Supreme Court Rules Certain Employers Do Not Have To Cover Birth Control In Health Care Plans Provided To Employees
Author
William A. Moore
On June 30, 2014, the United States Supreme Court ruled that closely held for-profit companies possess the same religious freedoms as their owners when it comes to contraceptive coverage under health care plans offered to employees under the Affordable Care Act of 2010 ("ACA").
The court decided consolidated cases that challenged a provision of the ACA that required companies with more than 50 employees to cover preventive care services, which includes such contraceptives as morning-after pills, diaphragms and IUD's, without any cost sharing requirements. Among the challengers were for-profit corporations, Conestoga Wood of Pennsylvania, owned by a family of Mennonite Christians, and Hobby Lobby, a family owned chain of arts and craft stores founded on biblical principles.
Among the arguments in this multi-faceted challenge, was that the use of certain contraceptives was the equivalent of abortion, destroying a human life by preventing a fertilized egg from developing any further. It was argued that requiring such coverage would violate religious beliefs of the owners who oppose abortion.
As predicted, the Supreme Court ruling was a narrow 5-4 opinion. The decision was written by Justice Samuel Alito and was joined by Chief Justice Roberts and Justices Scalia, Kennedy and Thomas. There were two dissenting opinions.
The challenges were brought under the First Amendment's Free Exercise (of Religion) Clause as well as the Religious Freedom Restoration Act of 1993 ("RFRA"). That law provides, in pertinent part, that the government is prohibited from "substantially burden[ing] a person's exercise of religion even if the burden results from a rule of general applicability" unless the government "demonstrates that application of the burden to the person – (1) is in furtherance of a compelling governmental interest; and (2) is the least restrictive means of furthering that compelling governmental interest." 42 U.S.C. §§2000 bb – 1(a),(b). The RFRA covers "any exercise of religion, whether or not compelled by, or central to, a system of religious belief." 42 U.S.C. §2000 cc – 5(7)(A).

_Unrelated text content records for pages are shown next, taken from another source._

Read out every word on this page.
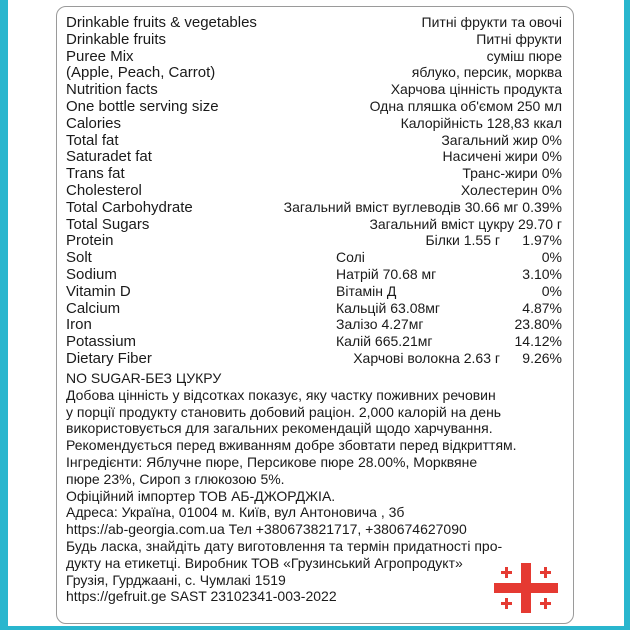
Drinkable fruits & vegetables	Питні фрукти та овочі
Drinkable fruits	Питні фрукти
Puree Mix	суміш пюре
(Apple, Peach, Carrot)	яблуко, персик, морква
Nutrition facts	Харчова цінність продукта
One bottle serving size	Одна пляшка об'ємом 250 мл
Calories	Калорійність 128,83 ккал
Total fat	Загальний жир 0%
Saturadet fat	Насичені жири 0%
Trans fat	Транс-жири 0%
Cholesterol	Холестерин 0%
Total Carbohydrate	Загальний вміст вуглеводів 30.66 мг 0.39%
Total Sugars	Загальний вміст цукру 29.70 г
Protein	Білки 1.55 г	1.97%
Solt	Солі	0%
Sodium	Натрій 70.68 мг	3.10%
Vitamin D	Вітамін Д	0%
Calcium	Кальцій 63.08мг	4.87%
Iron	Залізо 4.27мг	23.80%
Potassium	Калій 665.21мг	14.12%
Dietary Fiber	Харчові волокна 2.63 г	9.26%
NO SUGAR-БЕЗ ЦУКРУ
Добова цінність у відсотках показує, яку частку поживних речовин
у порції продукту становить добовий раціон. 2,000 калорій на день
використовується для загальних рекомендацій щодо харчування.
Рекомендується перед вживанням добре збовтати перед відкриттям.
Інгредієнти: Яблучне пюре, Персикове пюре 28.00%, Морквяне
пюре 23%, Сироп з глюкозою 5%.
Офіційний імпортер ТОВ АБ-ДЖОРДЖІА.
Адреса: Україна, 01004 м. Київ, вул Антоновича , 3б
https://ab-georgia.com.ua Тел +380673821717, +380674627090
Будь ласка, знайдіть дату виготовлення та термін придатності про-
дукту на етикетці. Виробник ТОВ «Грузинський Агропродукт»
Грузія, Гурджаані, с. Чумлакі 1519
https://gefruit.ge SAST 23102341-003-2022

Pursuant to regulations issued under the ACA by the Department of Health and Human Services ("HHS"), non-exempt employers were generally required to provide coverage for 20 different contraceptive methods approved by the Food & Drug Administration, including the four challenged methods. Religious employers, such as churches were already exempt from this mandate. HHS also effectively exempted religious non-profit organizations with religious objections to providing coverage for contraceptive services.
At issue in the Hobby Lobby case was whether the RFRA applied to a closely held for-profit corporation where its owners may have sincere Christian beliefs that would be violated by the regulations. A significant legal issue is whether for-profit corporations can be considered "persons" under the RFRA. Even though religious freedoms are generally exercised by individuals, the Court ruled that closely held corporations, where individual owners have established religious beliefs, can also come under the protection of the RFRA. The Court recognized that since the HHS conceded that a non-profit corporation can be a person under the RFRA there were no legitimate distinctions between non-profit and for-profit corporations for this purpose. The argument of the dissent that corporations cannot "exercise religion" was not found to be persuasive. To be exempt, closely held companies must demonstrate "sincere" religious beliefs. What will qualify as such is left to future cases. The definition of what is a closely held business was also not specified.

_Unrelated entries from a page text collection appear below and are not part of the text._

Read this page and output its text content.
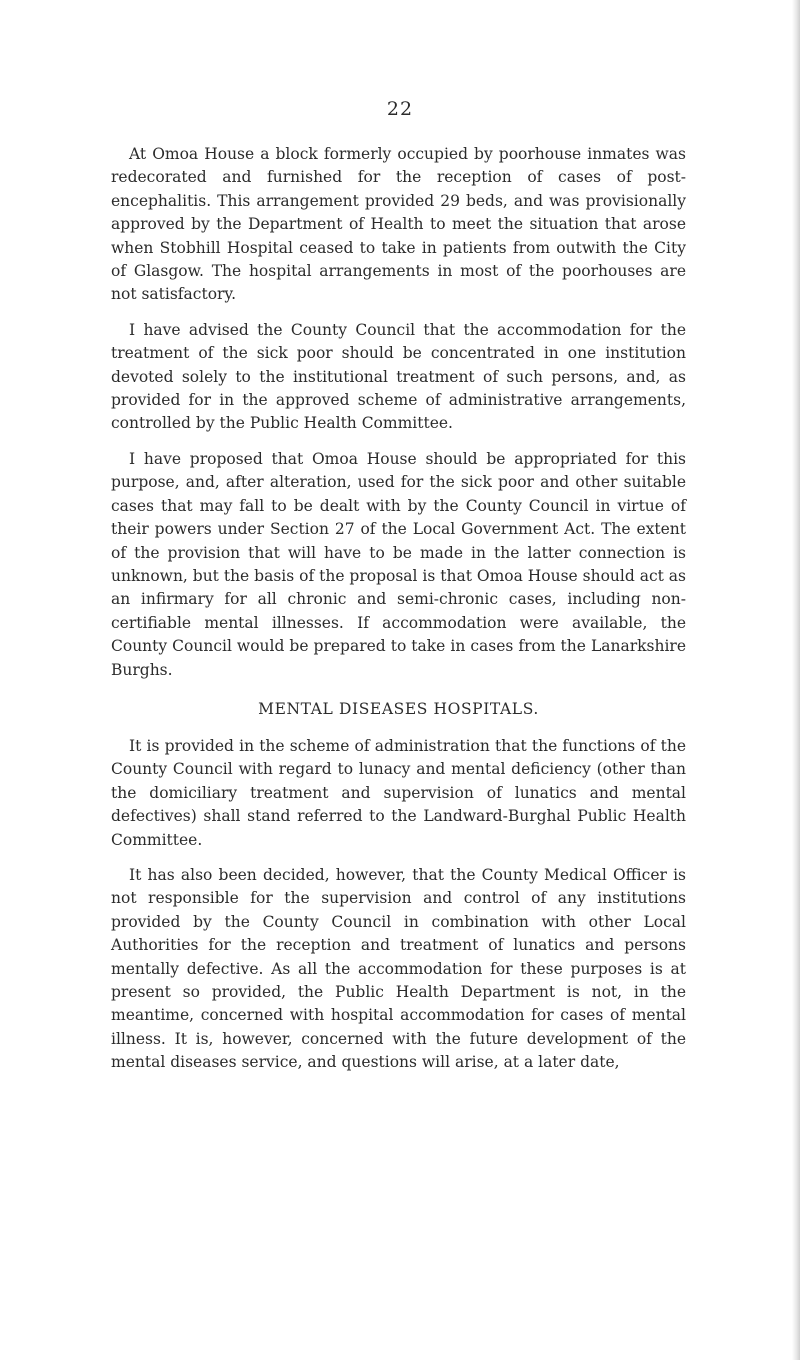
22

At Omoa House a block formerly occupied by poorhouse inmates was redecorated and furnished for the reception of cases of post-encephalitis. This arrangement provided 29 beds, and was provisionally approved by the Department of Health to meet the situation that arose when Stobhill Hospital ceased to take in patients from outwith the City of Glasgow. The hospital arrangements in most of the poorhouses are not satisfactory.

I have advised the County Council that the accommodation for the treatment of the sick poor should be concentrated in one institution devoted solely to the institutional treatment of such persons, and, as provided for in the approved scheme of administrative arrangements, controlled by the Public Health Committee.

I have proposed that Omoa House should be appropriated for this purpose, and, after alteration, used for the sick poor and other suitable cases that may fall to be dealt with by the County Council in virtue of their powers under Section 27 of the Local Government Act. The extent of the provision that will have to be made in the latter connection is unknown, but the basis of the proposal is that Omoa House should act as an infirmary for all chronic and semi-chronic cases, including non-certifiable mental illnesses. If accommodation were available, the County Council would be prepared to take in cases from the Lanarkshire Burghs.

MENTAL DISEASES HOSPITALS.

It is provided in the scheme of administration that the functions of the County Council with regard to lunacy and mental deficiency (other than the domiciliary treatment and supervision of lunatics and mental defectives) shall stand referred to the Landward-Burghal Public Health Committee.

It has also been decided, however, that the County Medical Officer is not responsible for the supervision and control of any institutions provided by the County Council in combination with other Local Authorities for the reception and treatment of lunatics and persons mentally defective. As all the accommodation for these purposes is at present so provided, the Public Health Department is not, in the meantime, concerned with hospital accommodation for cases of mental illness. It is, however, concerned with the future development of the mental diseases service, and questions will arise, at a later date,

The Court also found that the contraceptive mandate substantially burdens the exercise of religion by requiring the owners of those corporations to engage in conduct that seriously violates their sincere religious belief (that life begins at conception). While the Court agreed that the interest in guaranteeing cost-free access to contraceptive methods is a compelling governmental interest, the Court held that the government failed to show that the contraceptive mandate is the least restrictive means of furthering that interest. There are 20 government-approved contraceptives in the United States. The appellants were challenging only four. The Court found, however, that the challengers are exempt from all 20. The Court ruling means that certain businesses can now refuse to pay for birth control pills or any other type of contraception if they so choose.
The Court's decision was very narrow. The Court did not hold that all insurance coverage mandates (such as those for vaccinations or blood transfusions) necessarily fail if they conflict with an employer's religious beliefs. The Court also ruled that employers cannot illegally discriminate against employees as a religious practice. Clearly, not all employers are covered by this ruling, only "closely held" corporations with 50 or more employees can deny contraceptive coverage to employees on religious grounds. Women who work for family owned businesses such as those in the case, can still secure contraceptives, they just have to do so privately.

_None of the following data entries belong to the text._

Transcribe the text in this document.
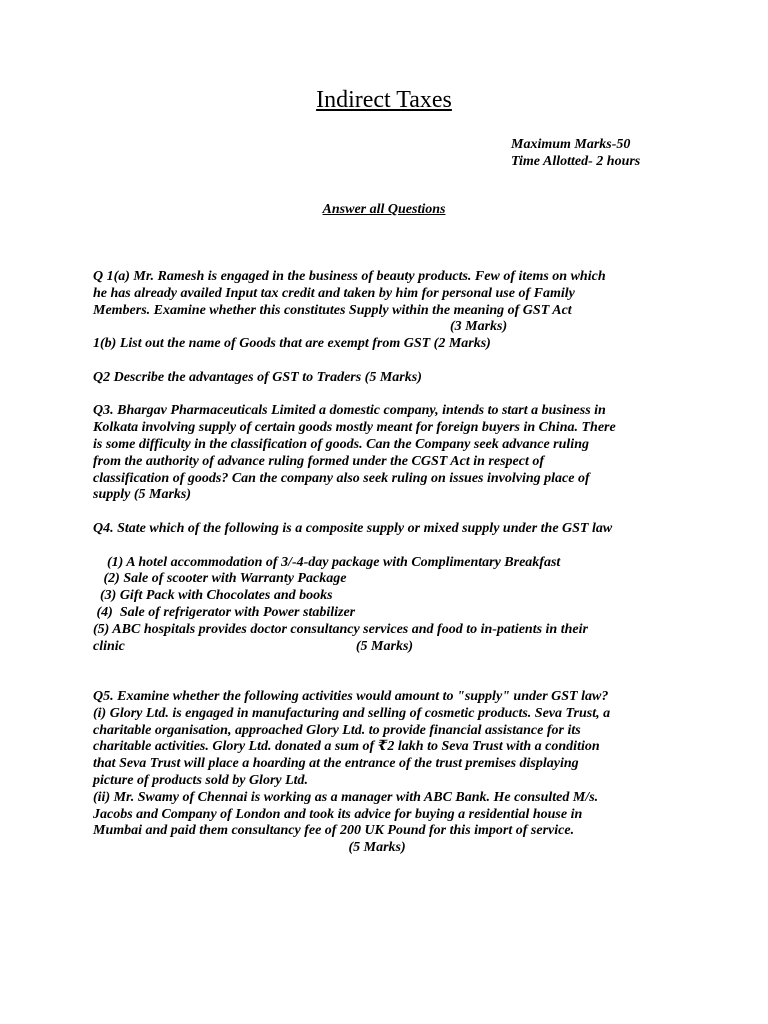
Indirect Taxes
Maximum Marks-50
Time Allotted- 2 hours
Answer all Questions
Q 1(a) Mr. Ramesh is engaged in the business of beauty products. Few of items on which
he has already availed Input tax credit and taken by him for personal use of Family
Members. Examine whether this constitutes Supply within the meaning of GST Act
(3 Marks)
1(b) List out the name of Goods that are exempt from GST (2 Marks)
Q2 Describe the advantages of GST to Traders (5 Marks)
Q3. Bhargav Pharmaceuticals Limited a domestic company, intends to start a business in
Kolkata involving supply of certain goods mostly meant for foreign buyers in China. There
is some difficulty in the classification of goods. Can the Company seek advance ruling
from the authority of advance ruling formed under the CGST Act in respect of
classification of goods? Can the company also seek ruling on issues involving place of
supply (5 Marks)
Q4. State which of the following is a composite supply or mixed supply under the GST law
(1) A hotel accommodation of 3/-4-day package with Complimentary Breakfast
(2) Sale of scooter with Warranty Package
(3) Gift Pack with Chocolates and books
(4)  Sale of refrigerator with Power stabilizer
(5) ABC hospitals provides doctor consultancy services and food to in-patients in their
clinic                                                                  (5 Marks)
Q5. Examine whether the following activities would amount to "supply" under GST law?
(i) Glory Ltd. is engaged in manufacturing and selling of cosmetic products. Seva Trust, a
charitable organisation, approached Glory Ltd. to provide financial assistance for its
charitable activities. Glory Ltd. donated a sum of ₹2 lakh to Seva Trust with a condition
that Seva Trust will place a hoarding at the entrance of the trust premises displaying
picture of products sold by Glory Ltd.
(ii) Mr. Swamy of Chennai is working as a manager with ABC Bank. He consulted M/s.
Jacobs and Company of London and took its advice for buying a residential house in
Mumbai and paid them consultancy fee of 200 UK Pound for this import of service.
(5 Marks)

The case is going to impact many pending cases. At least eight Michigan businesses, representing more than 1,000 employees, have brought court challenges to the HHS regulations. The Supreme Court specifically ordered the 6th Circuit Court of Appeals to reconsider its decision against two Michigan companies.
Despite concerns by the dissent, the Court tried to tailor an opinion limited in focus. Arguably, the decision does not give closely held religious employers latitude to make faith-based decisions regarding its employees outside the scope of the contraception mandate.